Bu köşede genellikle siyasal, toplumsal ve ekonomik sorunlar üzerinde duruyoruz...

Zaman zaman değişik konulara da değinsek de...

Bunlar da temelde yukarıda saydığımız alanlarla ilişkili oluyor.

***

Örneğin futbol...

Daha önce bu köşede 'futbol yalnızca futbol değildir' başlığıyla özetlenebilecek yazılara yer verdik... Bu yazılarda futbolun savaştan siyasete kadar uzanan etkilerinden söz ettik...

Bugün de hem futbolun ekonomisinden hem de futbol ve ekonomi arasındaki ilişkiden söz edeceğiz.

***

Önce bir hatırlatma...

Eskiden futbol bir spor olarak yapılırdı...

Futbol oynayanlar eğer bu spora merak sarmış zengin çocukları değillerse genellikle 30'lu yaşlarda futbolu bıraktıktan sonra büyük maddi sıkıntılar içinde yaşamlarını sürdürmeye çalışırdı.

***

Daha öncesindeyse, futbol oynamak bırakın para kazandırmayı cesaret isterdi...

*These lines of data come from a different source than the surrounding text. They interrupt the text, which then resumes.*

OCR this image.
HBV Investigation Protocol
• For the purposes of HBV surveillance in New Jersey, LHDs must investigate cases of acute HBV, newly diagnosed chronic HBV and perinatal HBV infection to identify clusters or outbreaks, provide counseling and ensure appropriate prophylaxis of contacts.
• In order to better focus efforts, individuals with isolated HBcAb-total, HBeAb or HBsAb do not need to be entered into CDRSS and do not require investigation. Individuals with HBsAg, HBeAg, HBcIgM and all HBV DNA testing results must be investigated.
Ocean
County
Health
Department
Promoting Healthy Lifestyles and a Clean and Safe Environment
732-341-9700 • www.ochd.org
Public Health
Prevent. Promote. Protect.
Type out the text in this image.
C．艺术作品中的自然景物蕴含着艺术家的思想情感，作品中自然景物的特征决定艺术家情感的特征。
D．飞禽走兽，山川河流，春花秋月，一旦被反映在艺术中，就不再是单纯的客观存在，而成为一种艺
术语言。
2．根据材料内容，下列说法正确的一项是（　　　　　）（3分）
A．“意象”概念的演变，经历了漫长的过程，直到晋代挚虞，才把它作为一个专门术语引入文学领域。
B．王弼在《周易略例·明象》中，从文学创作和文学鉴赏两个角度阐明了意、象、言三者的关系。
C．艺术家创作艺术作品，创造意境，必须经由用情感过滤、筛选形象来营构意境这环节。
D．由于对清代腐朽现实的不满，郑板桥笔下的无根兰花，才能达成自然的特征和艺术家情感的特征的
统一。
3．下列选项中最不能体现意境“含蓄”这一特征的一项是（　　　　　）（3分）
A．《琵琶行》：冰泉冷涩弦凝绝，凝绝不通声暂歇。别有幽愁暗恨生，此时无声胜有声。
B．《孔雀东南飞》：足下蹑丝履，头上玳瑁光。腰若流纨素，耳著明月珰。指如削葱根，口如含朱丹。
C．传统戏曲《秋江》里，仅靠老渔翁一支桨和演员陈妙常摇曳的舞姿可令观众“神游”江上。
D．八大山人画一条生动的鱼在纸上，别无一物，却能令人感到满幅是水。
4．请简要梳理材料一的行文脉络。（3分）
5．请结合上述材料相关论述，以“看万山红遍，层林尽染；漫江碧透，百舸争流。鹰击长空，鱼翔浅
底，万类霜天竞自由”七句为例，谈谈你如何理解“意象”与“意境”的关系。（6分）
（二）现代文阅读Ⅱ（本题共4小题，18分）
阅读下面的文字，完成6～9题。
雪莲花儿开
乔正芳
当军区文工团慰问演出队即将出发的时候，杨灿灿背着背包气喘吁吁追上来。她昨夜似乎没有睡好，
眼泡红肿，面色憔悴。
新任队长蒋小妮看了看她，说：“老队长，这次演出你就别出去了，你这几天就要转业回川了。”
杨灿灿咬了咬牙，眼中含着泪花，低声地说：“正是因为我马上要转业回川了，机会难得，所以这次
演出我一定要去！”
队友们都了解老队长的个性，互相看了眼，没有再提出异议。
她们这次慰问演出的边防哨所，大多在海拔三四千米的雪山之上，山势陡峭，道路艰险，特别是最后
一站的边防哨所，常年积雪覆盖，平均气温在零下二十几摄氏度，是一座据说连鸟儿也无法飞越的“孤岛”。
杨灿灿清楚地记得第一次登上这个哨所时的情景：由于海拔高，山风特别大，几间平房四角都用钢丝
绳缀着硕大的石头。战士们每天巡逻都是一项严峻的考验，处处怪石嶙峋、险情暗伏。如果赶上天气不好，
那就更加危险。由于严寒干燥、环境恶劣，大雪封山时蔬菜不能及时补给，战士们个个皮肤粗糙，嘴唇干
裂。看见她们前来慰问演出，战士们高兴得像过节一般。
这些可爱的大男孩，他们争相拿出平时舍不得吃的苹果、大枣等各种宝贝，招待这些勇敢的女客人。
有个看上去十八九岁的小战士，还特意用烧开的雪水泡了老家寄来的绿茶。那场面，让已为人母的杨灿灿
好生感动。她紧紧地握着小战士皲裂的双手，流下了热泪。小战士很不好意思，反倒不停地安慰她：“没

Örneğin Abdülhamid döneminde futbol oynamak için bir araya gelenlerin yarattığı örgütlenme tehlikeli görüldüğü için futbol cemiyetleri kurmak ve futbol oynamak yasaklanmıştı...

İlk futbolcularımızdan paşa çocuğu Fuad Hüsnü (Kayacan) Bey bu hevesi nedeniyle yargılanmış ve futbol hayatını 'Bobby' takma adıyla İngiliz takımlarında oynayarak sürdürebilmişti.

***

Türkiye'de kurulan ilk futbol takımına ingilizce 'Black Stockings' (Siyah Çoraplar) adının verilmesi de bu tür kaygılardan kaynaklanmış, ancak bu önlem işe yaramadığı için takımın ömrü çok kısa olmuştu...

Neyse ki 1904 yılına gelindiğinde bu yasak sona erdi ve o tarihten başlayarak bir futbol ligi kuruldu...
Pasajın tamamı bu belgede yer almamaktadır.